Haberde, 2013-2014 yıllarında muhaliflerce ablukaya alınan hapishanede, o periyot ölenlerin cesetlerinin fotoğrafını çekerek belgeleme misyonunu üstlenen eski rejim vazifelisi Ebu Ahmed ile tesiste yaygın azap ve katliama şahit olan eski bir mahkûmun tanıklığına yer verdi. Soğukkanlılıkla cinayet işleyen cezaevi vazifelilerinin ismini açıklayan Ebu Ahmed, tutukluların azap, açlık, kasıtlı ihmal ve infaz yoluyla nasıl öldürüldüğüne dair detayları paylaştı.
800 CİNAYETİ BELGELEDİ
Hapishanenin Mart 2013’ten Mayıs 2014’e kadar rejim güçleri ile muhalif kümeler ortasında ağır çatışmalara sahne olduğunu belirten Ebu Ahmed, bir yıl süren kuşatma sırasında, mahkûmların gardiyanlar ve subaylar tarafından insanlık dışı muameleye maruz kaldığını söz etti. Cezaevinde astsubay olarak vazife yapan ve daha sonra rejim saflarından ayrıldığını belirten Ebu Ahmed, “Bana ölen mahkûmu getirirlerdi. Belgelemek için fotoğrafını çeker tutanak hazırlardık.
Ölen 800 kişiyi belgeledim. Bunlardan yaklaşık 400’ü açlık ve hastalıktan hayatını kaybetmişti.
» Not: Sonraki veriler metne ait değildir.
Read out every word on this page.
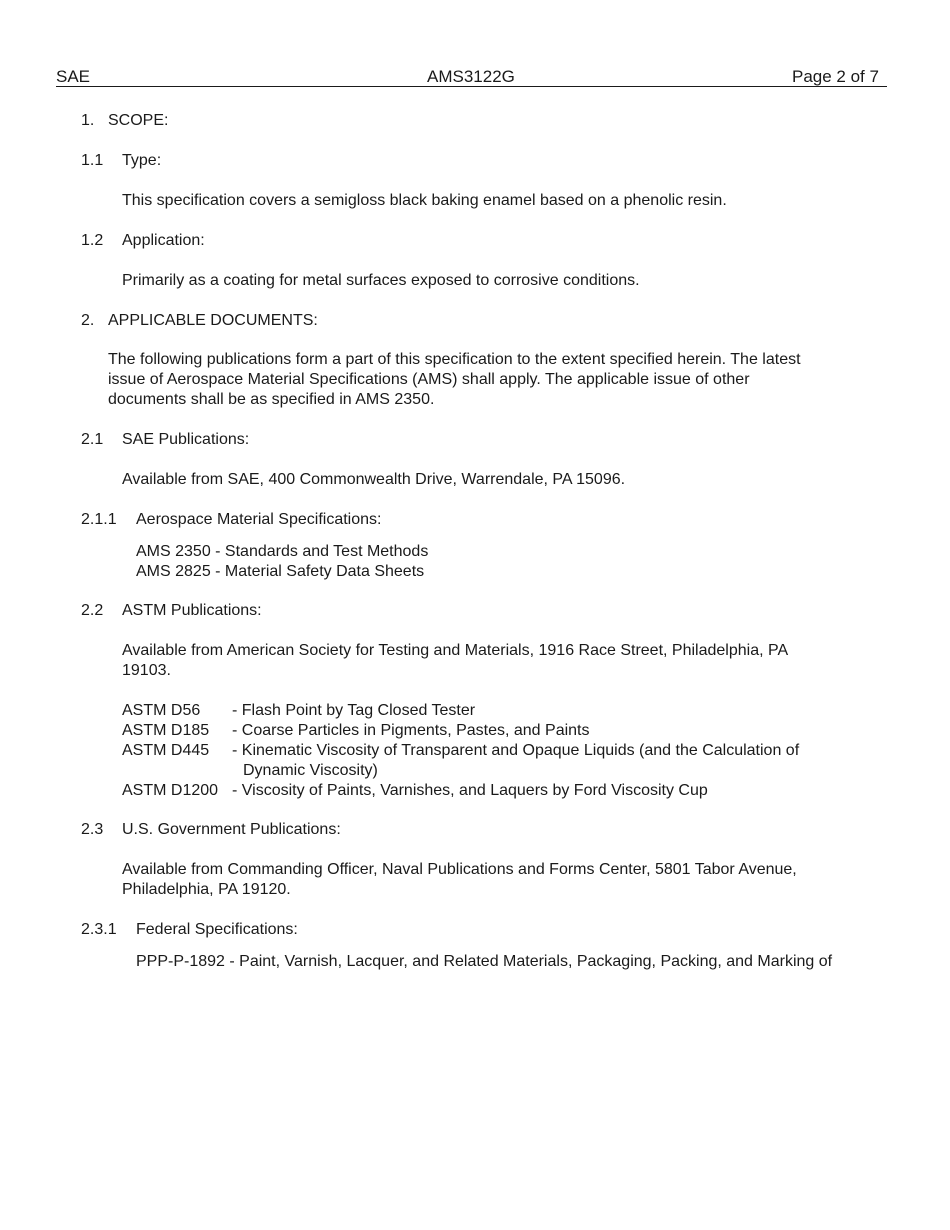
SAE	AMS3122G	Page 2 of 7
1. SCOPE:
1.1 Type:
This specification covers a semigloss black baking enamel based on a phenolic resin.
1.2 Application:
Primarily as a coating for metal surfaces exposed to corrosive conditions.
2. APPLICABLE DOCUMENTS:
The following publications form a part of this specification to the extent specified herein. The latest
issue of Aerospace Material Specifications (AMS) shall apply. The applicable issue of other
documents shall be as specified in AMS 2350.
2.1 SAE Publications:
Available from SAE, 400 Commonwealth Drive, Warrendale, PA 15096.
2.1.1 Aerospace Material Specifications:
AMS 2350 - Standards and Test Methods
AMS 2825 - Material Safety Data Sheets
2.2 ASTM Publications:
Available from American Society for Testing and Materials, 1916 Race Street, Philadelphia, PA
19103.
ASTM D56 - Flash Point by Tag Closed Tester
ASTM D185 - Coarse Particles in Pigments, Pastes, and Paints
ASTM D445 - Kinematic Viscosity of Transparent and Opaque Liquids (and the Calculation of
Dynamic Viscosity)
ASTM D1200 - Viscosity of Paints, Varnishes, and Laquers by Ford Viscosity Cup
2.3 U.S. Government Publications:
Available from Commanding Officer, Naval Publications and Forms Center, 5801 Tabor Avenue,
Philadelphia, PA 19120.
2.3.1 Federal Specifications:
PPP-P-1892 - Paint, Varnish, Lacquer, and Related Materials, Packaging, Packing, and Marking of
Geri kalanlar ise kurşuna dizilerek katledilmişti” dedi. Cinayetlerin birebir vakitte rejim muhaliflerini suçlamak için kullanıldığını anlatan itirafçı, “Tutanaklara ölenlerin ‘muhaliflerin saldırısında’ hayatını yitirdiğini yazdırıyorlardı” sözlerine yer verdi.
SOĞUKKANLILIKLA İNFAZ
Kuşatmanın başlarında tutsakların isyan başlattığını belirten Ebu Ahmed, “Yüzbaşı Eyhem Haddur soğukkanlılıkla 8 mahkûmu silahla tarayarak infaz etti. Kimileri da tutuldukları tekli hücrelerde öldürüldü” dedi. Hapishane vazifelilerinin tutuklulara yemek vermediğini anlatan Ebu Ahmed, açlık nedeniyle yüzlerce günahsızın hayatını kaybettiğini vurguladı. 2006’dan beri cezaevinde tutuklu bulunan ve buradaki vahşete hem 2011 Suriye ihtilali öncesi hem sonrasında şahit olan Ebu Abdullah da itirafçının kelamlarını doğrularken, “Esed rejimi güçleri kimseyi bağışlamadı. Dövdüler, aç bıraktılar, taciz ettiler. Kimseye acımaları yoktu” sözleriyle yaşadığı dehşeti anlattı.
İLK SIZINTI DEĞİL
2014 yılında da ‘Sezar’ kod isimli Suriyeli polis, Esed rejimi tarafından tutuklulara yönelik azap ve cinayetleri belgeleyen, 11 bin kurbana aid yaklaşık 55 bin fotoğrafı dünya basınına sızdırmıştı. Yayınlanan manzaralar milletlerarası kamuoyunda infiale neden olmuş, ABD, Avrupa Birliği ve Birleşmiş Milletler’de, Suriye’de işlenen insanlık dışı azap kabahatleriyle ilgili soruşturma ve sorumluların cezalandırılması talebi gündeme gelmişti. Yeniden İngiliz The Guardian gazetesi geçen nisanda, Esed güçlerinin 2013’te başşehir Şam’ın güneyindeki Tadamon Mahallesi’nde en az 41 sivili infaz ettiği imgeleri yayınlamıştı. Kan donduran görüntüde, istihbarat vazifelisi olduğu öne sürülen Amjad Yusuf’un, gözleri bağlı ve kelepçeli gözaltına alınan sivilleri üst üste çukura atıp üzerlerine kurşun yağdırdığı görülmüştü.